The U.S. was guilty of this during the Panama game in particular; only four minutes passed before the Panamanians equalized, and when they did it was because of an inability to deal with a long throw in, and then being second to react when the ball fell in the box. Eliminating mental mistakes like that one will go a long way towards keeping only the third clean sheet of CONCACAF World Cup qualifying and it would surely give the team a good confidence boost heading into a tricky game against Honduras in San Pedro Sula, a notoriously difficult fixture.
A Positive Style of Play
A question that seems to be asked about every time the Yanks play a game: wouldn’t it be nice to see the team come out with energy, purposeful possession, and attacking intent?
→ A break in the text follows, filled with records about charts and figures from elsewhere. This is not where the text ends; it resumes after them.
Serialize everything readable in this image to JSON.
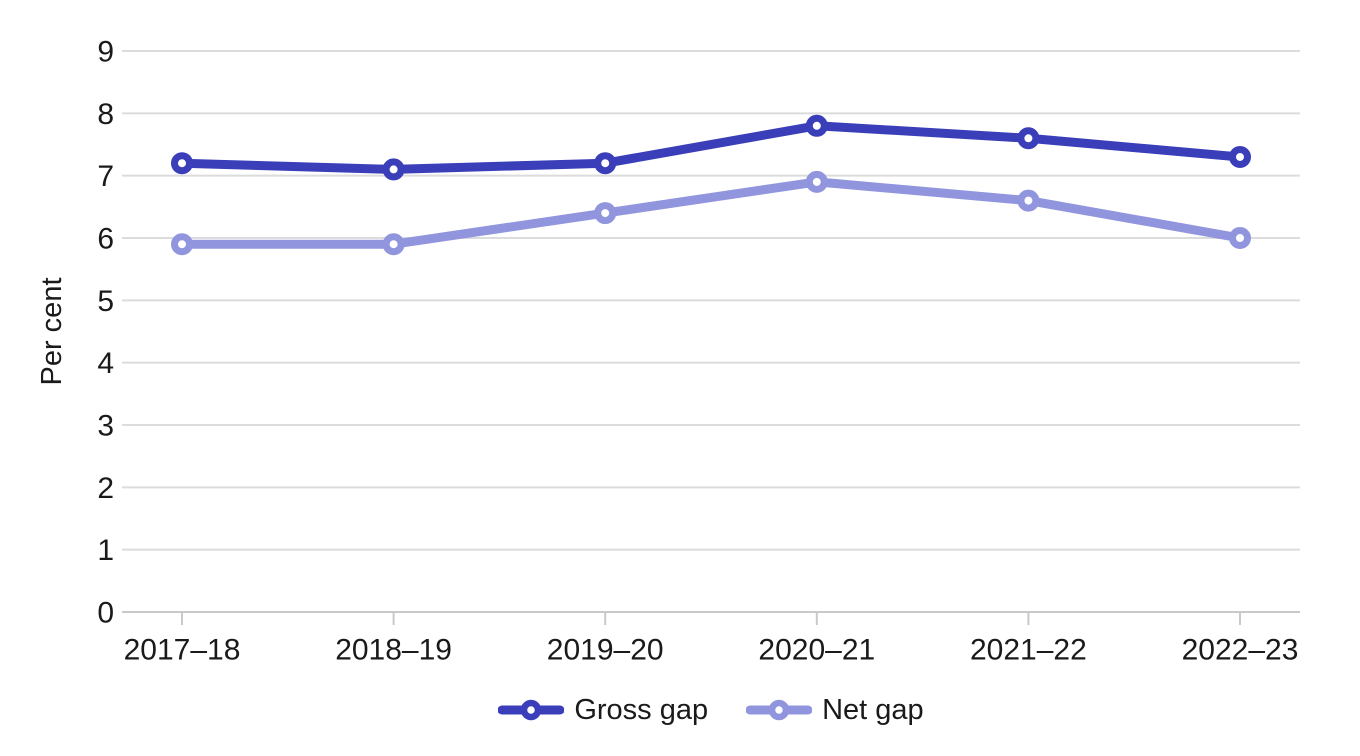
{
  "chart_data": {
    "type": "line",
    "title": "",
    "x": [
      "2017–18",
      "2018–19",
      "2019–20",
      "2020–21",
      "2021–22",
      "2022–23"
    ],
    "series": [
      {
        "name": "Gross gap",
        "color": "#3A3EB9",
        "values": [
          7.2,
          7.1,
          7.2,
          7.8,
          7.6,
          7.3
        ]
      },
      {
        "name": "Net gap",
        "color": "#9095DD",
        "values": [
          5.9,
          5.9,
          6.4,
          6.9,
          6.6,
          6.0
        ]
      }
    ],
    "xlabel": "",
    "ylabel": "Per cent",
    "ylim": [
      0,
      9
    ],
    "yticks": [
      0,
      1,
      2,
      3,
      4,
      5,
      6,
      7,
      8,
      9
    ],
    "grid": "horizontal",
    "legend_position": "bottom",
    "colors": {
      "gridline": "#DCDCDC",
      "axis_line": "#C9C9C9",
      "text": "#1A1A1A",
      "background": "#FFFFFF"
    }
  }
}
Without getting into the argument about whether we have the talent pool to play like that against the top teams in the world (because you and I both know we could have that conversation until we’re old and gray), it isn't absurd to say that the U.S. can absolutely come out and play that way against Costa Rica, especially on home soil. No disrespect at all to Costa Rica, but if we don't come out and try to dictate the game then what are we really doing?
Against teams like Mexico or some of the opponents that we saw in last year’s Copa America, it would be understandable to sit back and try to play on the counter. But with the chance to jump into joint-second in the Hex standings if the team can come away with a victory, I can scarcely think of something that would be more frustrating than coming out and playing timidly.
Killing Off the Game
Playing positively is pretty closely related to this one. Something that bothers the living daylights out of me is when a team scores the opening goal and then either sits back and goes into its shell completely or takes its foot off the gas and allows the other team to find inroads back into the game. This is something that the U.S. can be pretty hit and miss with. There are some games, like the 6-0 dismantling of Honduras, where all three points have never looked in doubt. And yet, just four days later was the aforementioned 1-1 draw to Panama, which saw the U.S. only lead for four minutes before conceding. Granted, the U.S. had to travel from Salt Lake City to Panama to play that game, so talk of tired legs might not be entirely without merit, but at the same time the team has to find a way to be clinical and get the job done.
That’s my spiel done, so what would you guys like to see a week from today? This is a game that I’ll actually be attending in person, so keep an eye out for me. I’ve always wanted to be on national TV.